Compounding this are competing foreign investment interests in U.S. farmland. In 2013 the Chinese firm, Shuanghui (WH Group Limited) purchased Smithfield Foods for $4.7 billion. In 2016 China’s National Chemical Corporation purchased Syngenta for $43 billion. Both deals include ownership and significant investment in a large amount of farmland in the U.S. In fact, USDA estimates that Chinese interests own or are invested in over 240,000 acres of U.S. farmland.
According to USDA’s Farm Service Agency foreign persons held an interest in 28.3 million acres of U.S. agricultural land as of December 31, 2016. This is 2.2 percent of all privately held agricultural land and 1 percent of all land in the United States. These and other findings are based on an analysis of reports submitted in compliance with the Agricultural Foreign Investment Disclosure Act of 1978.

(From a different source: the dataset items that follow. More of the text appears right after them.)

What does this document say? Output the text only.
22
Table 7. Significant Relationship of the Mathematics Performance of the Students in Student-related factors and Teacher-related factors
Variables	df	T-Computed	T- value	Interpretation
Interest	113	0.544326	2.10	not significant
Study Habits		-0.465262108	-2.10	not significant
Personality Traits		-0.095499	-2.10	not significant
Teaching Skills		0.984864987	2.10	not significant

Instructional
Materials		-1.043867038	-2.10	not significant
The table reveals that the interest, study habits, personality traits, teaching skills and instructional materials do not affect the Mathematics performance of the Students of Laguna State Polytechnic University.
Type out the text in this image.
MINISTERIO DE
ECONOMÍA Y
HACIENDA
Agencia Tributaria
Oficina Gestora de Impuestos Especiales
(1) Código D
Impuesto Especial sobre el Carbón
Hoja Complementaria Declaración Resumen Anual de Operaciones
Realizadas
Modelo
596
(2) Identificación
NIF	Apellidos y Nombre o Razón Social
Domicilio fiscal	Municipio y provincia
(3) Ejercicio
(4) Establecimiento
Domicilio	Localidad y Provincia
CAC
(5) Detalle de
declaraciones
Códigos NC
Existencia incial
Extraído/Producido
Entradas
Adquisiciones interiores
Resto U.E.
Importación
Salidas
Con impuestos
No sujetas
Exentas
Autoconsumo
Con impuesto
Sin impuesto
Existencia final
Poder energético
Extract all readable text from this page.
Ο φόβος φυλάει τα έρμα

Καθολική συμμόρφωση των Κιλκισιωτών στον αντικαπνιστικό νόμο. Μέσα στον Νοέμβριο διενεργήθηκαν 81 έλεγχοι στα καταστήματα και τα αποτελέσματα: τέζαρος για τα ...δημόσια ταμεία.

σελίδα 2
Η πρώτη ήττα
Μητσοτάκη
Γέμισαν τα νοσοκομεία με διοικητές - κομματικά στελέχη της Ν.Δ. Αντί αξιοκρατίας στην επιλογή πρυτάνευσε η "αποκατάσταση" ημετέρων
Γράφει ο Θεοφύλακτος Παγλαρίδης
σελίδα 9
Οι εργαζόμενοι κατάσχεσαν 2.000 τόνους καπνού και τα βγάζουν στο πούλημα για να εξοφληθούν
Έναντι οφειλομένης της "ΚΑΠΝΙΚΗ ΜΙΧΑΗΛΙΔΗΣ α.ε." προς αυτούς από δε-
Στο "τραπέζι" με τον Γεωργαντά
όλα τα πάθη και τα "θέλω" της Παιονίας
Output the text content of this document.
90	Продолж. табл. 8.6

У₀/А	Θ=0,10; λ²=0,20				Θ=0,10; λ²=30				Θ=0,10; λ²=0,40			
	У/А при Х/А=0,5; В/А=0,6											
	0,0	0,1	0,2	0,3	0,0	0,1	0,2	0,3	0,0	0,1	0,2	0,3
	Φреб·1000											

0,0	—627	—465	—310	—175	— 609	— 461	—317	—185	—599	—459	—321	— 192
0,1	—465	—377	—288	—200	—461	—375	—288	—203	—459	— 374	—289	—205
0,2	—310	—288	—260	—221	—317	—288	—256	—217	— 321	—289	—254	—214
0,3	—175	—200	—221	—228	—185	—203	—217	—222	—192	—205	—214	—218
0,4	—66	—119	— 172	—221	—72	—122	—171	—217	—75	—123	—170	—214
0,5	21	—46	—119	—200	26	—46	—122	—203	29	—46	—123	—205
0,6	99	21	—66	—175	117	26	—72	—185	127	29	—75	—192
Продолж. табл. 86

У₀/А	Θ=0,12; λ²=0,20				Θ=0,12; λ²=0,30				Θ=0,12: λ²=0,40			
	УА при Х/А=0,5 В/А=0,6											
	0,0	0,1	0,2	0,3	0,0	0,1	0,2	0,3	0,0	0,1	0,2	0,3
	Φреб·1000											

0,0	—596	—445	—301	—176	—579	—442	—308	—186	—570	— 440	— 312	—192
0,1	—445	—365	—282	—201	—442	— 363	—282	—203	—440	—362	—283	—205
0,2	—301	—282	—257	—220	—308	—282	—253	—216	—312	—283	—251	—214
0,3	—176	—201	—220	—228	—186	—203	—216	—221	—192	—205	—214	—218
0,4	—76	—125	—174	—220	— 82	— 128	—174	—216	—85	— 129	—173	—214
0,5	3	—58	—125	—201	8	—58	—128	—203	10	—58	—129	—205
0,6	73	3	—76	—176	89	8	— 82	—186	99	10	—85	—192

During the 115th Congress Republican Congressman Pete Olson (R-TX) and Democratic Congressman John Delaney (D-MD) founded the bipartisan Congressional Artificial Intelligence (AI) Caucus. “The goal of the caucus is to inform policymakers of the technological, economic and social impacts of advances in AI and to ensure that rapid innovation in AI and related fields benefits Americans as fully as possible. The AI Caucus will bring together experts from academia, government and the private sector to discuss the latest technologies and the implications and opportunities created by these new changes.” The AI Caucus met throughout the 115th Congress and members of the U.S. House and Senate offered a total of 48 resolutions focusing on some aspect(s) of AI. More AI-focused legislation is expected to be introduced during the 116th Congress.